A Richer Heritage: Historic Preservation in the Twenty-First Century

By Robert E. Stipe | Go to book overview

PROLOGUE
Why Preserve?

ROBERT E. STIPE

This book begins with a basic question that is not often asked: “Why preserve?” Why do so many of us care about what we call “historic preservation”? Is preservation at all important to society? Which parts of society? What is worth preserving, and what is not? Why we seek to preserve anything is central to these and other questions confronting the movement at the beginning of a new century. Those of us who tend the historic preservation vineyard are inclined to take it for granted. To us, it is important, and at a personal level each of us knows why. By extension, we think it should also be important to the rest of society. But in our more thoughtful moments, we recognize that there is no escaping the fact that for the public at large, historic preservation is not as high a priority as we might wish. That public is entitled to hear “why” we think it is important. That is the starting point for this book.

About thirty years ago, in the July 1972 issue of the National Trust's monthly newspaper, Preservation News, I outlined seven reasons why historic preservation was important. That small essay bears repeating here as a prologue to this book:

First, we seek to preserve our heritage because our historic resources are all that physically link us to our past.
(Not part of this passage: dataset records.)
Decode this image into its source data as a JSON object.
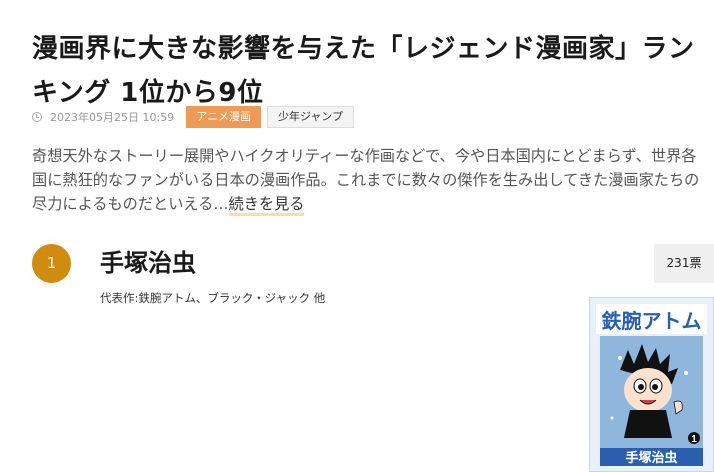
{
  "article": {
    "title": "漫画界に大きな影響を与えた「レジェンド漫画家」ランキング 1位から9位",
    "date": "2023年05月25日 10:59",
    "tags": [
      "アニメ漫画",
      "少年ジャンプ"
    ],
    "lead": "奇想天外なストーリー展開やハイクオリティーな作画などで、今や日本国内にとどまらず、世界各国に熱狂的なファンがいる日本の漫画作品。これまでに数々の傑作を生み出してきた漫画家たちの尽力によるものだといえる…",
    "read_more": "続きを見る"
  },
  "ranking": [
    {
      "rank": "1",
      "name": "手塚治虫",
      "works": "代表作:鉄腕アトム、ブラック・ジャック 他",
      "votes": "231票",
      "cover": {
        "title": "鉄腕アトム",
        "author": "手塚治虫",
        "volume": "1"
      }
    }
  ],
  "colors": {
    "tag_primary": "#ed9b56",
    "rank_badge": "#d08c0e",
    "underline": "#f7dda8"
  },
  "icons": {
    "date": "clock-icon"
  }
}
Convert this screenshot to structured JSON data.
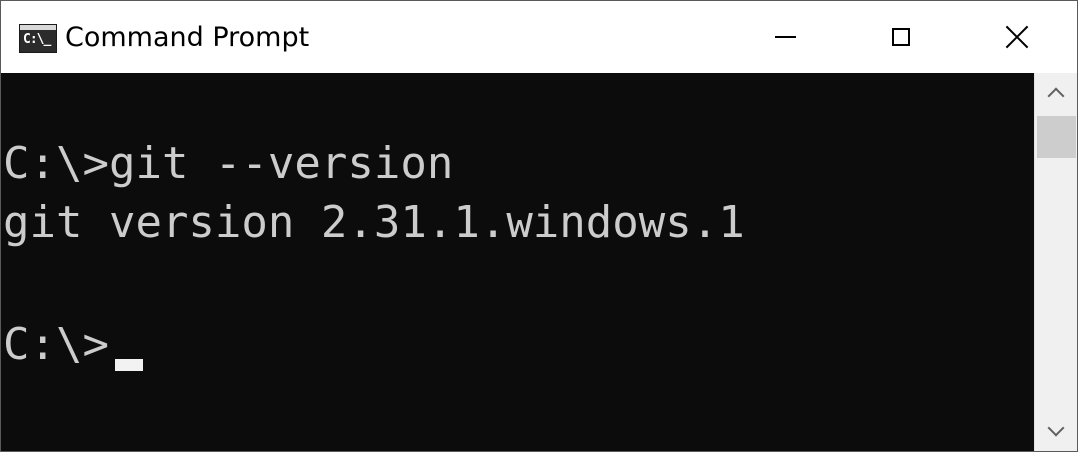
{
  "window": {
    "title": "Command Prompt",
    "icon_label": "C:\\_",
    "icon": "command-prompt-icon",
    "controls": {
      "minimize": "minimize-icon",
      "maximize": "maximize-icon",
      "close": "close-icon"
    }
  },
  "console": {
    "lines": [
      "C:\\>git --version",
      "git version 2.31.1.windows.1",
      "C:\\>"
    ],
    "background": "#0c0c0c",
    "foreground": "#cccccc"
  },
  "scrollbar": {
    "up_icon": "chevron-up-icon",
    "down_icon": "chevron-down-icon"
  }
}
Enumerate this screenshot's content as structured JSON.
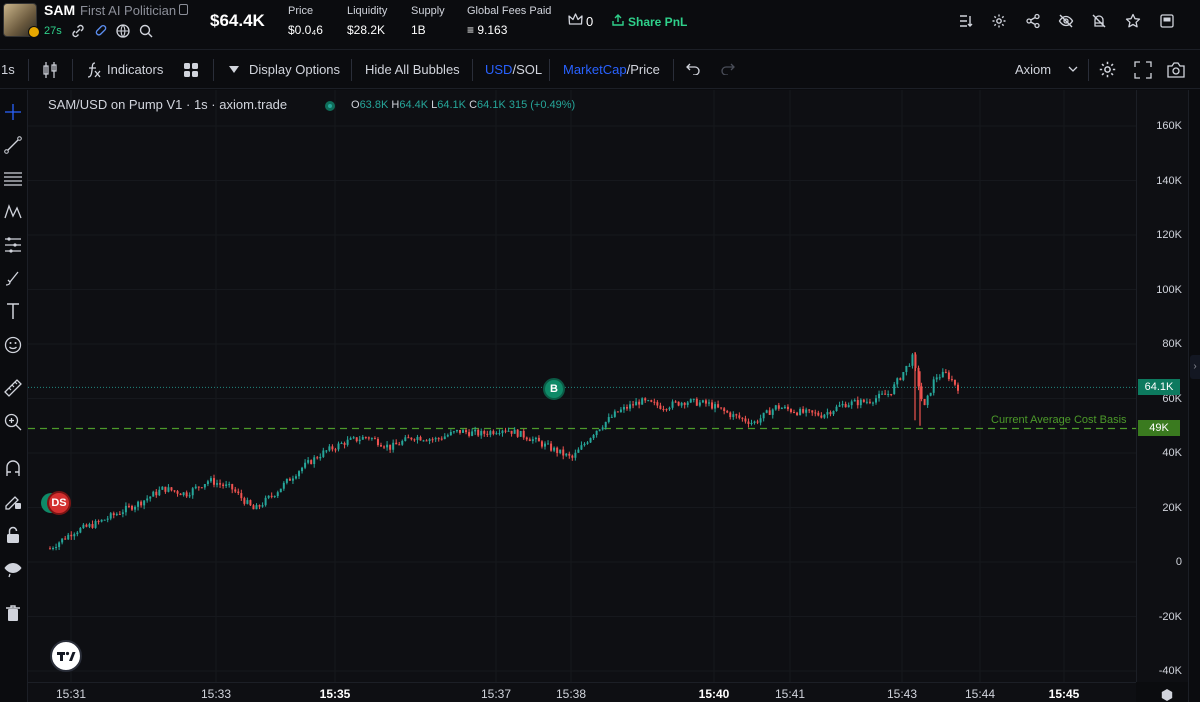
{
  "token": {
    "ticker": "SAM",
    "name": "First AI Politician",
    "age": "27s",
    "market_cap": "$64.4K"
  },
  "stats": [
    {
      "label": "Price",
      "value": "$0.0₄6"
    },
    {
      "label": "Liquidity",
      "value": "$28.2K"
    },
    {
      "label": "Supply",
      "value": "1B"
    },
    {
      "label": "Global Fees Paid",
      "value": "≡ 9.163"
    }
  ],
  "top_actions": {
    "crown_count": "0",
    "share_label": "Share PnL"
  },
  "toolbar": {
    "interval": "1s",
    "indicators": "Indicators",
    "display_options": "Display Options",
    "hide_bubbles": "Hide All Bubbles",
    "currency_usd": "USD",
    "currency_sep": "/",
    "currency_sol": "SOL",
    "metric_mcap": "MarketCap",
    "metric_sep": "/",
    "metric_price": "Price",
    "source": "Axiom"
  },
  "legend": {
    "title": "SAM/USD on Pump V1 · 1s · axiom.trade",
    "o_key": "O",
    "o_val": "63.8K",
    "h_key": "H",
    "h_val": "64.4K",
    "l_key": "L",
    "l_val": "64.1K",
    "c_key": "C",
    "c_val": "64.1K 315 (+0.49%)"
  },
  "annotations": {
    "cost_basis_label": "Current Average Cost Basis",
    "cost_basis_tag": "49K",
    "last_price_tag": "64.1K",
    "buy_bubble": "B",
    "ds_bubble": "DS"
  },
  "colors": {
    "up": "#26a69a",
    "down": "#ef5350",
    "accent_blue": "#2962ff",
    "green": "#2fd18b",
    "cost_line": "#4c9a2a"
  },
  "chart_data": {
    "type": "candlestick",
    "y_ticks": [
      "160K",
      "140K",
      "120K",
      "100K",
      "80K",
      "60K",
      "40K",
      "20K",
      "0",
      "-20K",
      "-40K"
    ],
    "x_ticks": [
      {
        "label": "15:31",
        "bold": false
      },
      {
        "label": "15:33",
        "bold": false
      },
      {
        "label": "15:35",
        "bold": true
      },
      {
        "label": "15:37",
        "bold": false
      },
      {
        "label": "15:38",
        "bold": false
      },
      {
        "label": "15:40",
        "bold": true
      },
      {
        "label": "15:41",
        "bold": false
      },
      {
        "label": "15:43",
        "bold": false
      },
      {
        "label": "15:44",
        "bold": false
      },
      {
        "label": "15:45",
        "bold": true
      }
    ],
    "ylim": [
      -45000,
      170000
    ],
    "last_price": 64100,
    "avg_cost_basis": 49000,
    "path": [
      [
        0,
        5000
      ],
      [
        0.04,
        11000
      ],
      [
        0.08,
        14000
      ],
      [
        0.12,
        18000
      ],
      [
        0.16,
        22000
      ],
      [
        0.2,
        27000
      ],
      [
        0.24,
        25000
      ],
      [
        0.28,
        30000
      ],
      [
        0.32,
        27000
      ],
      [
        0.36,
        19000
      ],
      [
        0.4,
        26000
      ],
      [
        0.44,
        34000
      ],
      [
        0.48,
        40000
      ],
      [
        0.52,
        44000
      ],
      [
        0.56,
        46000
      ],
      [
        0.6,
        42000
      ],
      [
        0.64,
        46000
      ],
      [
        0.68,
        45000
      ],
      [
        0.72,
        48000
      ],
      [
        0.76,
        47000
      ],
      [
        0.8,
        49000
      ],
      [
        0.84,
        46000
      ],
      [
        0.88,
        42000
      ],
      [
        0.92,
        38000
      ],
      [
        0.96,
        48000
      ],
      [
        1.0,
        55000
      ],
      [
        1.04,
        59000
      ],
      [
        1.08,
        57000
      ],
      [
        1.12,
        59000
      ],
      [
        1.16,
        58000
      ],
      [
        1.2,
        54000
      ],
      [
        1.24,
        51000
      ],
      [
        1.28,
        57000
      ],
      [
        1.32,
        55000
      ],
      [
        1.36,
        54000
      ],
      [
        1.4,
        58000
      ],
      [
        1.44,
        59000
      ],
      [
        1.48,
        62000
      ],
      [
        1.52,
        75000
      ],
      [
        1.54,
        56000
      ],
      [
        1.56,
        68000
      ],
      [
        1.58,
        69000
      ],
      [
        1.6,
        64100
      ]
    ]
  }
}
Some portion of that patrimony must be preserved if we are to recognize who we are, how we became so, and, most importantly, how we differ from others of our species. Archives, photographs and books are not sufficient to impart the warmth and life of a physical heritage. The shadow simply does not capture the essence of the object.

Second, we strive to save our historic and architectural heritage simply because we have lived with it and it has become part of us. The presence of our physical past creates expectations —expectations that are important parts of our daily lives. We should replace them only when they no longer have meaning, when other needs are more pressing, and we should do so only with great caution —knowing how our environment creates us, as well as how we create our environment.